SCHOOL AT SEA EN DE PSYCHOSOCIALE EN COGNITIEVE ONTWIKKELING: Voor alle aspecten in de psychosociale en cognitieve ontwikkeling van 15- tot 18jarigen is ruimte binnen het concept van School at Sea. De psychosociale aspecten: 1) Het vermogen om de eigen impulsen en emoties te controleren. a) De vele nieuwe situaties en verschillende rollen die deelnemers vervullen (naast scholier en kind nu ook kapitein, stuurman, kok, groepsleider etc.). maken dat de deelnemers zichzelf ontdekken. De nieuwe ervaringen maken dat de deelnemers inzicht krijgen in hun gedrag, capaciteiten en mogelijkheden en hun grenzen leren kennen. b) Het leven aan boord draagt tevens bij aan het accepteren van het eigen lichaam en effectief bewegen. Het continu in beweging zijn aan boord (aanpassen aan de bewegingen door de golven, klimmen in de masten en het zetten, trimmen en bergen van de zeilen) heeft een belangrijke functie voor het lichaamsbewustzijn.
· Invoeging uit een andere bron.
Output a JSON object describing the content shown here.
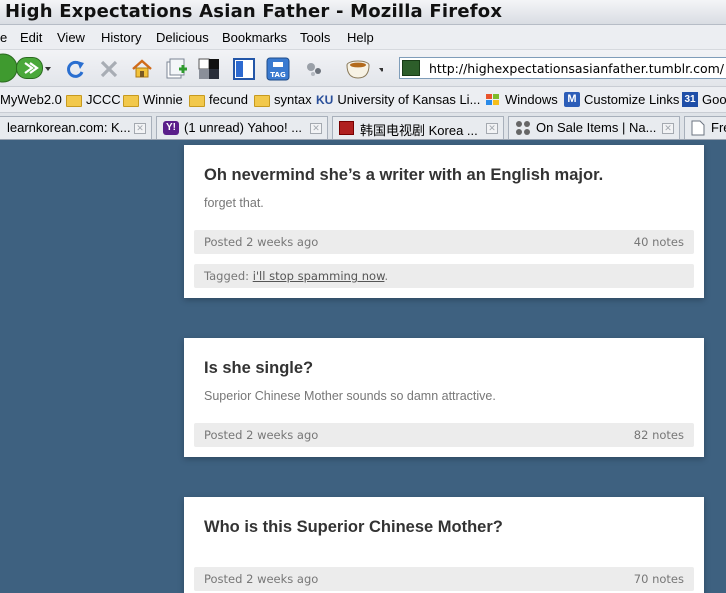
{
  "window": {
    "title": "High Expectations Asian Father - Mozilla Firefox"
  },
  "menu": [
    "e",
    "Edit",
    "View",
    "History",
    "Delicious",
    "Bookmarks",
    "Tools",
    "Help"
  ],
  "address": {
    "url": "http://highexpectationsasianfather.tumblr.com/"
  },
  "bookmarks": [
    "MyWeb2.0",
    "JCCC",
    "Winnie",
    "fecund",
    "syntax",
    "University of Kansas Li...",
    "Windows",
    "Customize Links",
    "Goo"
  ],
  "tabs": [
    "learnkorean.com: K...",
    "(1 unread) Yahoo! ...",
    "韩国电视剧 Korea ...",
    "On Sale Items | Na...",
    "Fre"
  ],
  "posts": [
    {
      "title": "Oh nevermind she’s a writer with an English major.",
      "body": "forget that.",
      "posted": "Posted 2 weeks ago",
      "notes": "40 notes",
      "tagged_label": "Tagged: ",
      "tag": "i'll stop spamming now",
      "tag_suffix": "."
    },
    {
      "title": "Is she single?",
      "body": "Superior Chinese Mother sounds so damn attractive.",
      "posted": "Posted 2 weeks ago",
      "notes": "82 notes"
    },
    {
      "title": "Who is this Superior Chinese Mother?",
      "posted": "Posted 2 weeks ago",
      "notes": "70 notes"
    }
  ],
  "colors": {
    "page_bg": "#3e6180",
    "card_bg": "#ffffff",
    "meta_bg": "#ececec"
  }
}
Het ontbreken van spiegels en media maken dat de nadruk op uiterlijk en kleding enorm vermindert. Dit draagt samen bij aan het ontdekken, accepteren en waarderen van het eigen lichaam. Uit onderzoek blijkt dat de ontwikkeling van het lichaamsbewustzijn een positieve invloed heeft op de persoonlijkheidsontwikkeling8. 2) Ontwikkeling van autonomie in relatie met ouders en leeftijdsgenoten. a) Er is contact met de ouders mogelijk, maar die is beperkt tot e-mail en telefoon als we aan land zijn. De deelnemers zullen daardoor loskomen van de dagelijkse sturing door de ouders/verzorgers thuis.
7
Crone, E. A. & van der Molen (2004). Development of decision-making in school-aged children and adolescents: Evidence from heart rate and skin conductance analysis. Child development, 78, 1288-1301. 8 Tamboer, J. W. I. (1985). Proefschrift VU. Mensenbeelden achter bewegingsbeelden: kinantropologische analyses vanuit het perspectief van de lichamelijke opvoeding. Haarlem: De Vriescheborg.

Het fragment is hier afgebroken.